My school has a wonderful math culture. Students are excited for math class and many enjoy solving problems and puzzles.We are not perfect of course, but we have a strong foundation. I always wish that I had more tasks for them to work on.
In the past, my school has had monthly math problems for students to work on independent of their course work, but this practice has fallen by the wayside in recent years. This spring, I discovered Joey Kelly and Xi Yu's Play With Your Math problems and was inspired to make my own version: "Fay With Your Math".I got Joey and Xi's permission to use a similar format and to use my school's name as a pun of their title. My students really liked their problems and will definitely recognize the reference. I set a goal of preparing nine problems this summer. I will share them on the blog as I finish them.

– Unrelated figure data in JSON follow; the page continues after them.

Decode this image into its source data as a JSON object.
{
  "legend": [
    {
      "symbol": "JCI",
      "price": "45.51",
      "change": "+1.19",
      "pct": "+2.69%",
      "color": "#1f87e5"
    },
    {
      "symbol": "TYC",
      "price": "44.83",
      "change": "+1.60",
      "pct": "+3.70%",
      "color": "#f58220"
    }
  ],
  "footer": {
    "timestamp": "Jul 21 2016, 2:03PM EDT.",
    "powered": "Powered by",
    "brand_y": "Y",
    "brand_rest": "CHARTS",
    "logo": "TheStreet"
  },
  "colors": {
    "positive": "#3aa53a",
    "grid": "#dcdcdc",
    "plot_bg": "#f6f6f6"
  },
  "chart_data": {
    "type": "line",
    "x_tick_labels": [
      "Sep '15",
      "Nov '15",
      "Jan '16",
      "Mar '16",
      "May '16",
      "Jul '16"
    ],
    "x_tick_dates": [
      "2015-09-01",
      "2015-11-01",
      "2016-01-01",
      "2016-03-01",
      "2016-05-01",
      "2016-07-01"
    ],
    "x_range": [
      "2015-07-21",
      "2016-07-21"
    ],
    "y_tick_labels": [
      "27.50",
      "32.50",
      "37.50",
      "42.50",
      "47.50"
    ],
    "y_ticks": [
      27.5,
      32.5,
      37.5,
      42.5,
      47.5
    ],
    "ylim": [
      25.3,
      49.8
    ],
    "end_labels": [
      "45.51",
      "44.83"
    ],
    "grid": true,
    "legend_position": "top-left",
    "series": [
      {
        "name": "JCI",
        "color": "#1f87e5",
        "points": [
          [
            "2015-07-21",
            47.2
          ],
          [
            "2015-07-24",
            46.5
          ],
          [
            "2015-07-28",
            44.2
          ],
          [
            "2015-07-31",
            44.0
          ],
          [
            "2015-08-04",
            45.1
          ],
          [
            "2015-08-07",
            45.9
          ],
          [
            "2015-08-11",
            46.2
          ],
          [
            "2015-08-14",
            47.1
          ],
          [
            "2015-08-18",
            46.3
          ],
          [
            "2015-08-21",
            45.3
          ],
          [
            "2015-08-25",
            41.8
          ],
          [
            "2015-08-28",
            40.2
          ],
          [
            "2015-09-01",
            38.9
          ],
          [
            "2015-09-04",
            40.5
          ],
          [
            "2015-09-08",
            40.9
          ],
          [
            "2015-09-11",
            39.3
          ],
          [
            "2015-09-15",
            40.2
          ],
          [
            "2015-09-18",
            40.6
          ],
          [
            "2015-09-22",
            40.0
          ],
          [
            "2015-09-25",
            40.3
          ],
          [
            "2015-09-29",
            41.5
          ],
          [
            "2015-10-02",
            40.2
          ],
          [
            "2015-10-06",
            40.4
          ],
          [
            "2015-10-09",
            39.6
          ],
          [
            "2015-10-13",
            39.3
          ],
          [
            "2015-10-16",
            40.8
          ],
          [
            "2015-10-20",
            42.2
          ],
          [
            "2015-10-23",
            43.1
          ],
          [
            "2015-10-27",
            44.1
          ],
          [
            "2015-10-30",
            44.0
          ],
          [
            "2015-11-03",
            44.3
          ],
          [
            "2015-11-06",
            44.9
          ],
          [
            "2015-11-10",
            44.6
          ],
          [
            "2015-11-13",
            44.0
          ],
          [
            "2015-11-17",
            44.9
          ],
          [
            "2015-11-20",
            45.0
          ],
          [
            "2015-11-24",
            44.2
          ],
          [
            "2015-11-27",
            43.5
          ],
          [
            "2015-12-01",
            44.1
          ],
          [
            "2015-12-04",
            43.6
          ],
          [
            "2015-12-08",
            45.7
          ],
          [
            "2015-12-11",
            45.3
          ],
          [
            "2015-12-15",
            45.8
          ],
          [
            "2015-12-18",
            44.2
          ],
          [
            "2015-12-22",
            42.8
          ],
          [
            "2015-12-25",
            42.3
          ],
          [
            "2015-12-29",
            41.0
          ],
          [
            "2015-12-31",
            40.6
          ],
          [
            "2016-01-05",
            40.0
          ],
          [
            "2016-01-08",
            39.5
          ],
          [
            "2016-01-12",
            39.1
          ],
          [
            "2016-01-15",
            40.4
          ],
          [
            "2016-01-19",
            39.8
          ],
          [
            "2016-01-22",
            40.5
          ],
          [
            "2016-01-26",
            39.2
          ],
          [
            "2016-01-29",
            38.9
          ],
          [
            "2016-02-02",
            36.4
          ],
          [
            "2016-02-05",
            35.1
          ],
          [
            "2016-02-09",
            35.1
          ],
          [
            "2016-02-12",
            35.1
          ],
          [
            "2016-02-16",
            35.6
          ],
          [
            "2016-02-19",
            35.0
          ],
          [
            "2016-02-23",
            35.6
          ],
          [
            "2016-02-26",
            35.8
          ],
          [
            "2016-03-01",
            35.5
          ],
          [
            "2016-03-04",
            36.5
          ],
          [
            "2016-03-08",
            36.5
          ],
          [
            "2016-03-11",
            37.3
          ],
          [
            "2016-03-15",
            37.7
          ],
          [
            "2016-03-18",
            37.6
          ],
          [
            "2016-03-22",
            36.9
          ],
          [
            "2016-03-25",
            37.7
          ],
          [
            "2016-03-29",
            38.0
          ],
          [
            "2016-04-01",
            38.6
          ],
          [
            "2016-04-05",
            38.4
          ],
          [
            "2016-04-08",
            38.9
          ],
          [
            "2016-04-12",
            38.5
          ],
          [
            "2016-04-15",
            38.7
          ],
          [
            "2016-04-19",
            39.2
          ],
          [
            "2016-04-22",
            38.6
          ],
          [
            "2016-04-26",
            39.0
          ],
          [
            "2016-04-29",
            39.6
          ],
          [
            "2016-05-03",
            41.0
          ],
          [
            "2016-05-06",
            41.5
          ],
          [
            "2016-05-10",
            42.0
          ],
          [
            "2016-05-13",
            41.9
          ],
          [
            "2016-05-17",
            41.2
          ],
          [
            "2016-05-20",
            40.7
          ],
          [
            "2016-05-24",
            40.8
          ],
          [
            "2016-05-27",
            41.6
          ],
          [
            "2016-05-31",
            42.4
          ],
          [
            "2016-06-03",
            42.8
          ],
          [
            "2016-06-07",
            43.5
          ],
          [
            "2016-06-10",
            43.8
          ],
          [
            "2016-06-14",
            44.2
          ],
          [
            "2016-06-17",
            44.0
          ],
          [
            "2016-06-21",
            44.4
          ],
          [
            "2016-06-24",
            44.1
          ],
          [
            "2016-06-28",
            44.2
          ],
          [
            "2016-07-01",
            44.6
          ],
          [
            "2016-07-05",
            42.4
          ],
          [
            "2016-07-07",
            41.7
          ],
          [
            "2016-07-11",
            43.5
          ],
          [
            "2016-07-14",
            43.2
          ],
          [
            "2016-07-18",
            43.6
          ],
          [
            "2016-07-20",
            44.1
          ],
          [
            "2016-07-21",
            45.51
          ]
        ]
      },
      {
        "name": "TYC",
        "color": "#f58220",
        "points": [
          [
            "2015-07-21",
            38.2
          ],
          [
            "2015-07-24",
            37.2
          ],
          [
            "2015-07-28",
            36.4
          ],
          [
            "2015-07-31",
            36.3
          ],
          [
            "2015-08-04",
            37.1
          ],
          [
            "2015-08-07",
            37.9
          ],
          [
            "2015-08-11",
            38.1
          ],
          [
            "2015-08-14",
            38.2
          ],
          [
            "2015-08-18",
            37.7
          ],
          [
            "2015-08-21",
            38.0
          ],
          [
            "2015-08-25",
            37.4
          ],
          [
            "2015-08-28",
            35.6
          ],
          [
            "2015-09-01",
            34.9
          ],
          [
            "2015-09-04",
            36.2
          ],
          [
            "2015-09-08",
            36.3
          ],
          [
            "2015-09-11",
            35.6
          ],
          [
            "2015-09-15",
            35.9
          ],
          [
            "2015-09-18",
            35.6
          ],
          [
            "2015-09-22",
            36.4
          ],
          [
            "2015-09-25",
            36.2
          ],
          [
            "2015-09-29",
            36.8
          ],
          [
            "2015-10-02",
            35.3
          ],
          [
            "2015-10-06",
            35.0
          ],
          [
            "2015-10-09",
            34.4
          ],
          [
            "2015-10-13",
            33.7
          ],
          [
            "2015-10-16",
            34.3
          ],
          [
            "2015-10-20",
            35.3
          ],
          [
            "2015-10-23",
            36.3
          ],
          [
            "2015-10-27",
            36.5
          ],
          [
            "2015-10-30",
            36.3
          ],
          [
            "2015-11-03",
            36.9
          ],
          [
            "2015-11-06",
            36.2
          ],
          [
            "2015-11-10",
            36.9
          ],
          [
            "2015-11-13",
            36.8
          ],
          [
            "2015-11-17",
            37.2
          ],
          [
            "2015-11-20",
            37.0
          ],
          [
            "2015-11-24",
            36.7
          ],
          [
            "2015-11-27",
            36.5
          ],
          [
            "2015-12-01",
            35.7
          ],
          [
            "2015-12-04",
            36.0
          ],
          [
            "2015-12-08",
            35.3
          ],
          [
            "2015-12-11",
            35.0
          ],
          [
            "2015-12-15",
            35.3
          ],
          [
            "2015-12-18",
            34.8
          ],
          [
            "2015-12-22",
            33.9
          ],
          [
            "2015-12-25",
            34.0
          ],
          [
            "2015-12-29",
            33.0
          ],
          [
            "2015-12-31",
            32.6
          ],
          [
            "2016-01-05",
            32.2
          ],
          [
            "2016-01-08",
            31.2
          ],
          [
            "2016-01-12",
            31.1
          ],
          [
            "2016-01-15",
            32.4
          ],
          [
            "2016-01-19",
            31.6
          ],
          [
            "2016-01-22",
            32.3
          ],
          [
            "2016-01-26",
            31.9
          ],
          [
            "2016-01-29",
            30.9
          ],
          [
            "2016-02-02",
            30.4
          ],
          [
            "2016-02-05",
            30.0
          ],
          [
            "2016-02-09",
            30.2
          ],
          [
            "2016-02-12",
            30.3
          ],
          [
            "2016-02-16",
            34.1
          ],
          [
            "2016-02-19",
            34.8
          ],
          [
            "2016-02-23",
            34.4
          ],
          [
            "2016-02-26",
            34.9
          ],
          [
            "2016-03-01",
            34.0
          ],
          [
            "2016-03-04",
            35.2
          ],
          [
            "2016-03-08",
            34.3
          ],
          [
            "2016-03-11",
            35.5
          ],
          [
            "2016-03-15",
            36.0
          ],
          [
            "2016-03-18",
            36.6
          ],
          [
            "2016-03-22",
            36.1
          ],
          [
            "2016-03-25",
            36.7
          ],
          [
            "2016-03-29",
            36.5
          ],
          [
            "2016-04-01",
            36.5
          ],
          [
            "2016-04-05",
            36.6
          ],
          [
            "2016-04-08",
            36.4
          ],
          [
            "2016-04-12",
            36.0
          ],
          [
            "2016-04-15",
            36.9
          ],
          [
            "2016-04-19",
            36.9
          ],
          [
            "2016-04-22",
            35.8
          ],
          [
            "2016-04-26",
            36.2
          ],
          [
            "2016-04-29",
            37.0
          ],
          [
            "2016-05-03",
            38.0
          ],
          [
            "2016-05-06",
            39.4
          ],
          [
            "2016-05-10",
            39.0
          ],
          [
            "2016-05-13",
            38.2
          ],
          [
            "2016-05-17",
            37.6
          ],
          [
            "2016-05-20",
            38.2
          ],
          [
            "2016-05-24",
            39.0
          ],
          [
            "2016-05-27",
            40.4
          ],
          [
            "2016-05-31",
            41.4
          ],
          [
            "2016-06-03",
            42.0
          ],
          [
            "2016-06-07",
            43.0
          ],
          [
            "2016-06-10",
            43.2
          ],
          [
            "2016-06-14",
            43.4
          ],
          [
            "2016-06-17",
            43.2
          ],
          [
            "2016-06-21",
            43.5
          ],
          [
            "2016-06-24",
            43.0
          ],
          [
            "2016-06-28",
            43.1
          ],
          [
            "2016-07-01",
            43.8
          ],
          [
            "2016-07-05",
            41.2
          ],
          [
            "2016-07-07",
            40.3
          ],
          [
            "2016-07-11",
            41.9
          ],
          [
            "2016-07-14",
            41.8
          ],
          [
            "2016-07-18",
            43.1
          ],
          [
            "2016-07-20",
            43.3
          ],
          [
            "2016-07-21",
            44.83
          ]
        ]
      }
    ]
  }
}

I looked for problems that are simple to explain and understand but are more challenging to answer. I am particularly interested in questions where the challenge is in determining when all solutions or possibilities have been found or when the goal is to maximize or minimize. These questions tend to have a wide range of access points (you can find 1 solution) and a high ceiling (you can reason about ALL solutions/conditions).
These questions are designed for students in grades 3 to 6 -- skewed towards 5th and 6th graders. In the past, parents and older students have solved similar challenges as well, and I am hopeful that will continue.
There is no academic requirement to try these problems and there will not be an academic reward for completing them. Solving math problems is fun on its own! Not all students will attempt these puzzles, but I do not want to set up a relationship where students complete math problems specifically for rewards.
I do, though, want to motivate solvers to provide an explanation for their solutions and the strategies they used to solve each problem. For this, I am going to offer prizes (mostly candy) to the "most-thorough" explanations. I will offer separate prizes for different grade levels and provide guidance on what I am looking for in terms of "most-thorough" explanation.
I am going to claim a bulletin board for the year and display each question as a poster. I can also use this space to provide details about what makes a thorough explanation and to show off explanations for earlier problems. I will also make a little slot where I can post printable versions of the problems for students to grab.
A long-term goal is to set up a website like playwithyourmath.com, but I'm not going to work on that until I have a bunch of other summer work done. Okay...let's get to the first problem: Subtraction Towers:I chose Subtraction Towers as the first problem because it is quite accessible to younger students. The only mandatory background knowledge is whole-number subtraction. I want to get them hooked early. It seems so easy to find a tower that works, but it can be quite tricky, especially once you try 4 or more rows. I have also used this questions with students in the past and they have enjoyed it very much. So, I wanted to begin with something I feel confident will work.
I also enjoyed revisiting this problem now that I have learned some of the basics of Python. I was able to write a program that can solve this for n-rows.I would be happy to share the program, but I don't want to post it here until I have finished using this question with my students. My students are too good at googling to post a solution on a website linked to my name. Hit me up on twitter (@mathfireworks) if you want to see my solution sooner. Though, the processing time of for solutions with greater than 5 rows quickly jumps into days not hours.
If you want to use this task, here is a PDF with two copies per page. Cut down the middle and have fun!
Subtraction Towers is fantastic for getting young students to practice their subtraction facts. While not technically a game and not quite in Dan Meyer's Asprin/Headache categories, it does take a task that is boring (practicing single-digit subtraction) and provide students with motivation for wanting to do it. This might also make a fun first-day task with older students, though I like to have more discussion and group work in my first day.